Russia’s leading dissident exposed spy team sent to kill him
It is easy to imagine President Vladimir Putin gloating amid the revelations that Russia’s Foreign Intelligence Service penetrated U.S. agencies and many private companies in what some are calling the most successful hack of U.S. targets in history. Moscow’s cyberspies have once again demonstrated an extraordinary capacity to exploit the vulnerabilities of an open society wedded to the Internet, just as they did during the 2016 presidential election.
Yet Mr. Putin has some reason for chagrin as well: It turns out that his regime has its own weaknesses in this high-tech era. That has been made clear by the complete exposure of the team from the spy agency that carried out the poisoning of opposition leader Alexei Navalny with a class of banned nerve agents - a sting that culminated on Monday with the stunning revelation that Mr. Navalny had phoned one of the agents and duped him into providing details of the operation.
Mr.Navalny, who for years has been Mr. Putin’s most determined and effective opponent, nearly died Aug. 20 after he fell ill on a flight. Laboratories in three Western countries and the Organization for the Prohibition of Chemical
Weapons subsequently confirmed that he had been attacked with Novichok, a nerve agent developed by the Soviet Union. Mr. Navalny was saved when his plane made an emergency landing and paramedics waiting on the tarmac quickly treated him; he was later evacuated to Germany, where he has remained since.

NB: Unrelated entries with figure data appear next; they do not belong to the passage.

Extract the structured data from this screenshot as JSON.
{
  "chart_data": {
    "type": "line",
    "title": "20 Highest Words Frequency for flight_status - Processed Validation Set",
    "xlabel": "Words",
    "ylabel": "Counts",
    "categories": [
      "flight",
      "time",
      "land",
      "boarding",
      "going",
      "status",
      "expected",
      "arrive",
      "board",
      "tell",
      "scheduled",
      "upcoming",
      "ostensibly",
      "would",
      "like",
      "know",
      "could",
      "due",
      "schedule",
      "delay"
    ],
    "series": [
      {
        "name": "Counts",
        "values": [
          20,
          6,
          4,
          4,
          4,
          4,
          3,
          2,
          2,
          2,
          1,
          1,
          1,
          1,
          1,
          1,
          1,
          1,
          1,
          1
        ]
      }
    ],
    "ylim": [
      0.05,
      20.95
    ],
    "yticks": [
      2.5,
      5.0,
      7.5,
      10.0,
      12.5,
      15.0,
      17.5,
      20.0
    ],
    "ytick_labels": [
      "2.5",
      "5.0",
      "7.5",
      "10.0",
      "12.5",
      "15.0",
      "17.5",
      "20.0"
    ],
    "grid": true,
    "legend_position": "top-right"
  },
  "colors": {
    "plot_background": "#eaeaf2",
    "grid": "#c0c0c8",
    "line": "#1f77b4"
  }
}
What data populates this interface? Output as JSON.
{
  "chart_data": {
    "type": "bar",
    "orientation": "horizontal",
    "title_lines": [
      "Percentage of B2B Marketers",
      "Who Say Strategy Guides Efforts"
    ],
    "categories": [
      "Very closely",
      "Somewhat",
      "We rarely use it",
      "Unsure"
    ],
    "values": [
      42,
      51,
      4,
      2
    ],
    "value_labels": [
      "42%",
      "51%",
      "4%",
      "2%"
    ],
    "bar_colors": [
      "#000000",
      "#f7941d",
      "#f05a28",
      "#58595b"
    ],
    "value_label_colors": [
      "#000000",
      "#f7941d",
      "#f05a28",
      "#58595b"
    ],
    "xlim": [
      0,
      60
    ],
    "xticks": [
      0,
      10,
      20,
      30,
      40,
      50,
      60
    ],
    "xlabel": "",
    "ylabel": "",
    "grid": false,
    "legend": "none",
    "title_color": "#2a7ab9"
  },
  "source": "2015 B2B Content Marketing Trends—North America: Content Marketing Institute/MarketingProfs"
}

The episode might have remained murky — Mr. Putin’s government, of course, denied responsibility — if not for an investigation launched by a multinational group of news organizations, led by the Bellingcat website. Taking advantage of Russia’s black market in data — a symptom of the country’s pervasive corruption — investigators were able to purchase phone records and travel manifests that, in turn, allowed them to identify the members of the spy team, along with their movements.
“I know who wanted to kill me,” Mr. Navalny said in a video released with the journalists’ report last week. “I know where they live. I know where they work. I know their real names. I know their fake names. I have photographs of them.”
Not until Monday did Bellingcat drop the most astonishing piece of evidence: a 49minute recorded phone call between Mr. Navalny and Konstantin Kudryavtsev, a member of the team sent to the city of Omsk to clean up the evidence of the poisoning. The dissident managed to convince the spy that he was a supervisor conducting an after-action investigation, and induced him to describe the action in detail. Among other things, Mr. Kudryavtsev made clear that the agency intended to kill Mr. Navalny and blamed its failure on the quick work of the plane pilot and paramedics; he also revealed that the Novichok agent had been smeared on Mr. Navalny’s underpants.
The revelations are an acute embarrassment for Mr. Putin, himself a former spy: One of the agency’s most sensitive units, involved in staging attacks with weapons banned by an international treaty, has been thoroughly revealed. The information gathered by the investigation — including Mr. Kudryavtsev’s unwitting confession — provides a road map for the United States and other governments to sanction those involved in the attempted murder and in Russia’s illegal use of chemical weapons. It’s not yet known whether the hacking of U.S. agencies was an intelligence operation or an offensive attack meant to damage or disrupt U.S. government operations. But we know exactly what the assault of Navalny was and who carried it out. There must be consequences.